All’interno di questa “sindrome di Weimar” si consuma la parabola del deputato Antonio Di Pietro capace di passare – nel giro di due settimane- dal massimalismo radicale del “ci scappa il morto in piazza”, all’invocazione di una nuova legge Reale!

La polizia ha attaccato, a San Giovanni, una folla in gran parte pacifica ed inerme, scagliandogli contro, in violenti caroselli che hanno rischiato di fare una strage, idranti e blindati.
La proposta di nuove leggi speciali per contenere il dissenso, mostra quanto il Re è nudo e impotente di fronte all'esigenza concreta di cambiamenti reali.
Più gravi sono però le responsabilità di chi ha gestito le forze dell’ordine scegliendo di blindare i palazzi del potere e di attaccare indistintamente, in piazza S. Giovanni, col risultato di seminare panico e feriti tra la folla dei manifestanti presenti.

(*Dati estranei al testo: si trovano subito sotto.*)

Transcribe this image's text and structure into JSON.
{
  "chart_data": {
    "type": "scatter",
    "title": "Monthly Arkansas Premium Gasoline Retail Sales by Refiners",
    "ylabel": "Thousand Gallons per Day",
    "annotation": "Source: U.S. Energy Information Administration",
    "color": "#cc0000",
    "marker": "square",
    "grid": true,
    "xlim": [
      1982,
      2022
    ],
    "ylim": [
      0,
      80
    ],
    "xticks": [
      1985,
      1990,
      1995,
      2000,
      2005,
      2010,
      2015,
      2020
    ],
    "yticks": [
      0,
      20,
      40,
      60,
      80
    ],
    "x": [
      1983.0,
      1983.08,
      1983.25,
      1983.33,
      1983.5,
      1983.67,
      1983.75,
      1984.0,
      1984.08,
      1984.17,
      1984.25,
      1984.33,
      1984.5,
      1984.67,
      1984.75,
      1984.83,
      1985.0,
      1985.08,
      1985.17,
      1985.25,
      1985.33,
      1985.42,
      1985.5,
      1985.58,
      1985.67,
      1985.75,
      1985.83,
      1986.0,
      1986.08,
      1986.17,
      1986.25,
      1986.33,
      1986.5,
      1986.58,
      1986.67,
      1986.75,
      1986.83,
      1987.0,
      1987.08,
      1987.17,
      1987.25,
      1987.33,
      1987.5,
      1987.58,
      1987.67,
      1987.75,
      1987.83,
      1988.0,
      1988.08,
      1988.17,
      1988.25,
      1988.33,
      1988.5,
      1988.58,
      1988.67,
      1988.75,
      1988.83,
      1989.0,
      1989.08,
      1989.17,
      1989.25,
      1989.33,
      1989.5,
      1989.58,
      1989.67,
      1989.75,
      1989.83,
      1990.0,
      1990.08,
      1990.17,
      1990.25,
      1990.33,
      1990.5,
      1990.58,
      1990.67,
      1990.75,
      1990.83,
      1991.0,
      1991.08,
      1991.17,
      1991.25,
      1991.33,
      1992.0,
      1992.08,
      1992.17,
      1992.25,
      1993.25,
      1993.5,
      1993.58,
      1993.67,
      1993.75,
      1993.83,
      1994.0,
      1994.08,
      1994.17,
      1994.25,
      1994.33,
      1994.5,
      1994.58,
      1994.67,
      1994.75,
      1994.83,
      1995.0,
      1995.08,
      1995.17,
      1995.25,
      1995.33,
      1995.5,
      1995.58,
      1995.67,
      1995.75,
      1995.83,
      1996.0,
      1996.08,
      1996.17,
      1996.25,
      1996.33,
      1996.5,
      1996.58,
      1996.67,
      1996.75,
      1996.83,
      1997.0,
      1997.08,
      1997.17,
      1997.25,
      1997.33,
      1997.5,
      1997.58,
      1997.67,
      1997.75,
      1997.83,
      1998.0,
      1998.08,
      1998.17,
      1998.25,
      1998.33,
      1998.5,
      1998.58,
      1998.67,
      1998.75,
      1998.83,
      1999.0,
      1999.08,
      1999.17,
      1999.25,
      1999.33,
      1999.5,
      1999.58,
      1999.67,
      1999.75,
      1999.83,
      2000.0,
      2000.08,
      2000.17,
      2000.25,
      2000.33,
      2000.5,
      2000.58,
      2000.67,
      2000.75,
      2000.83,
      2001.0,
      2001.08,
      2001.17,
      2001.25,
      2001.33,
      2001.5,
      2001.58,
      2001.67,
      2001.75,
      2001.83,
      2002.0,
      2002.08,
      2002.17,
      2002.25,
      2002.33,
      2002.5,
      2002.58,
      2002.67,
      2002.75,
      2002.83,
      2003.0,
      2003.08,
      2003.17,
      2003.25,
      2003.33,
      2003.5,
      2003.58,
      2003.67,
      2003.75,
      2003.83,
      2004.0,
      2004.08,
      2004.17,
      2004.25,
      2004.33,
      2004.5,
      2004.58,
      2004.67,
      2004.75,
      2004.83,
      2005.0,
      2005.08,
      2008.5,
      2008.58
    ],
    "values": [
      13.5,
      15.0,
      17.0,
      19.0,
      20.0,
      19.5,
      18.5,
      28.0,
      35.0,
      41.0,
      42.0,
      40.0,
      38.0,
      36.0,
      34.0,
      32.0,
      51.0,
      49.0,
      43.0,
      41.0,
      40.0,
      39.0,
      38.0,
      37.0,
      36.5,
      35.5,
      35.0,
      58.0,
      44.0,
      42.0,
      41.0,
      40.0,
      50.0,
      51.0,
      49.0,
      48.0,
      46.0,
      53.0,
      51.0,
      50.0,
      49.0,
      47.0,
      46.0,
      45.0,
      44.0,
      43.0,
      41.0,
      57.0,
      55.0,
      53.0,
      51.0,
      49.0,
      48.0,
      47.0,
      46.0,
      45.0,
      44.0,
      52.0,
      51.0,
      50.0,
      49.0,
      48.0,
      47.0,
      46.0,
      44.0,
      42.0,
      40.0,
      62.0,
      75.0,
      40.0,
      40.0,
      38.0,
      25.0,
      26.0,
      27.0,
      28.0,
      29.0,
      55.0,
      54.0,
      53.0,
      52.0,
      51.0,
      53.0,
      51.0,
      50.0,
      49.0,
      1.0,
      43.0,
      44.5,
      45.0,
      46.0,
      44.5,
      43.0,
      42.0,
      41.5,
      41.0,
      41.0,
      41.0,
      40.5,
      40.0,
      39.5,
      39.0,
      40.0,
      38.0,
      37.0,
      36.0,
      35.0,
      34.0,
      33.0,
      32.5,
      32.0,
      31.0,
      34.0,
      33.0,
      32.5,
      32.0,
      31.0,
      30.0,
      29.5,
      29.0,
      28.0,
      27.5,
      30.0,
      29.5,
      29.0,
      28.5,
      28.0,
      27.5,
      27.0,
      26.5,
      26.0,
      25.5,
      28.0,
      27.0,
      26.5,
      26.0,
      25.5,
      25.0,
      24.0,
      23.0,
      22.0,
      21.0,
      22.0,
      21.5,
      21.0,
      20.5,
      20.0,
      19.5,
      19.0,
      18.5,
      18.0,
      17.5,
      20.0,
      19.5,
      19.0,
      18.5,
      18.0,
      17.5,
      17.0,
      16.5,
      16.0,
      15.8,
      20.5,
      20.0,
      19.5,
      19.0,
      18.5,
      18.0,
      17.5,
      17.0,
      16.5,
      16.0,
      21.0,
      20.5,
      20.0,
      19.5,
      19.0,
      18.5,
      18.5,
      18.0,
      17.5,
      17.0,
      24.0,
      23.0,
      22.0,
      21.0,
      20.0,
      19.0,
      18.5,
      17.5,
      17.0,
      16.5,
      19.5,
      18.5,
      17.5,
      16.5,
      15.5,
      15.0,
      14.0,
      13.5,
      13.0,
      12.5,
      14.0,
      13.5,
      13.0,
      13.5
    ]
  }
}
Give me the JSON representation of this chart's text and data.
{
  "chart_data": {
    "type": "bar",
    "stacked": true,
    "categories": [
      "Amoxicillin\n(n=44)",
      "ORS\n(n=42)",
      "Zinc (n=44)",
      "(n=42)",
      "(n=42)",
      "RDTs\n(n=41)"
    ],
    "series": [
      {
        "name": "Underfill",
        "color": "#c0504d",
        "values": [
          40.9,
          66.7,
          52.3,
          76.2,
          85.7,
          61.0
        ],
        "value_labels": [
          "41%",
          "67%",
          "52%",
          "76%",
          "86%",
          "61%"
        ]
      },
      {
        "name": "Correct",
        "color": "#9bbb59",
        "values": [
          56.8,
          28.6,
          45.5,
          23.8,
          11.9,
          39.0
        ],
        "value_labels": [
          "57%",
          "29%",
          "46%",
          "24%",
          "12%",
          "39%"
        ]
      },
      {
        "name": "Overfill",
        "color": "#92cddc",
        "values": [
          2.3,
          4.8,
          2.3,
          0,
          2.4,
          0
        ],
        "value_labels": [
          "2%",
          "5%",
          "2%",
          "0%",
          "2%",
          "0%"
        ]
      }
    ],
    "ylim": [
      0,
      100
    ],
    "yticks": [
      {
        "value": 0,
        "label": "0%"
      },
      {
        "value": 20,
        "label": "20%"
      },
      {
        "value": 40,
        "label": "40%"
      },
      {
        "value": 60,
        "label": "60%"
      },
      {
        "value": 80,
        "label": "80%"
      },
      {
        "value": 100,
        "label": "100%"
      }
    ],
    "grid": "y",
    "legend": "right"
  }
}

La permanente gravità della crisi e le ricette capitalistiche che continuano a imporci, sono i motivi che ci spingono a continuare la lotta per il rovesciamento del modello di sviluppo a favore di un sistema fondato sui beni comuni, la ridistribuzione reddito e il diritto al lavoro.
Sui media, stampa e TV i primi a essere colpiti, come sempre, gli anarchici, colpevoli di volere un mondo migliore basato sull'autogestione, la libertà e la solidarietà, e in concreto: agroecologia, energie rinnovabili, bioedilizia, commercio equo solidale, trasporti ecologici, rifiuto dei rifiuti (plastica e altre porcherie di sintesi)
Proprio noi che come anarchici abbiamo una sola risposta: costruire sicurezza sociale, non con i manganelli e la violenza, ma con una istruzione garantita e libera per tutti, con l’assistenza ai più deboli, con la dignità del lavoro nelle comunità, con un futuro in cui vivere senza doversi vendere come schiavi o prostitute.
E a proposito di violenza, che sembra essere l’unico argomento capace di riempire i salotti televisivi, ricordiamo tutti i morti per mano dello stato, ultimo in ordine temporale Stefano Cucchi, o il maestro elementare Francesco Mastrogiovanni, e con il pensiero a loro, ribadiamo che nessuna violenza è più grave e più dannosa della violenza che lo stato ogni giorno ci vomita addosso.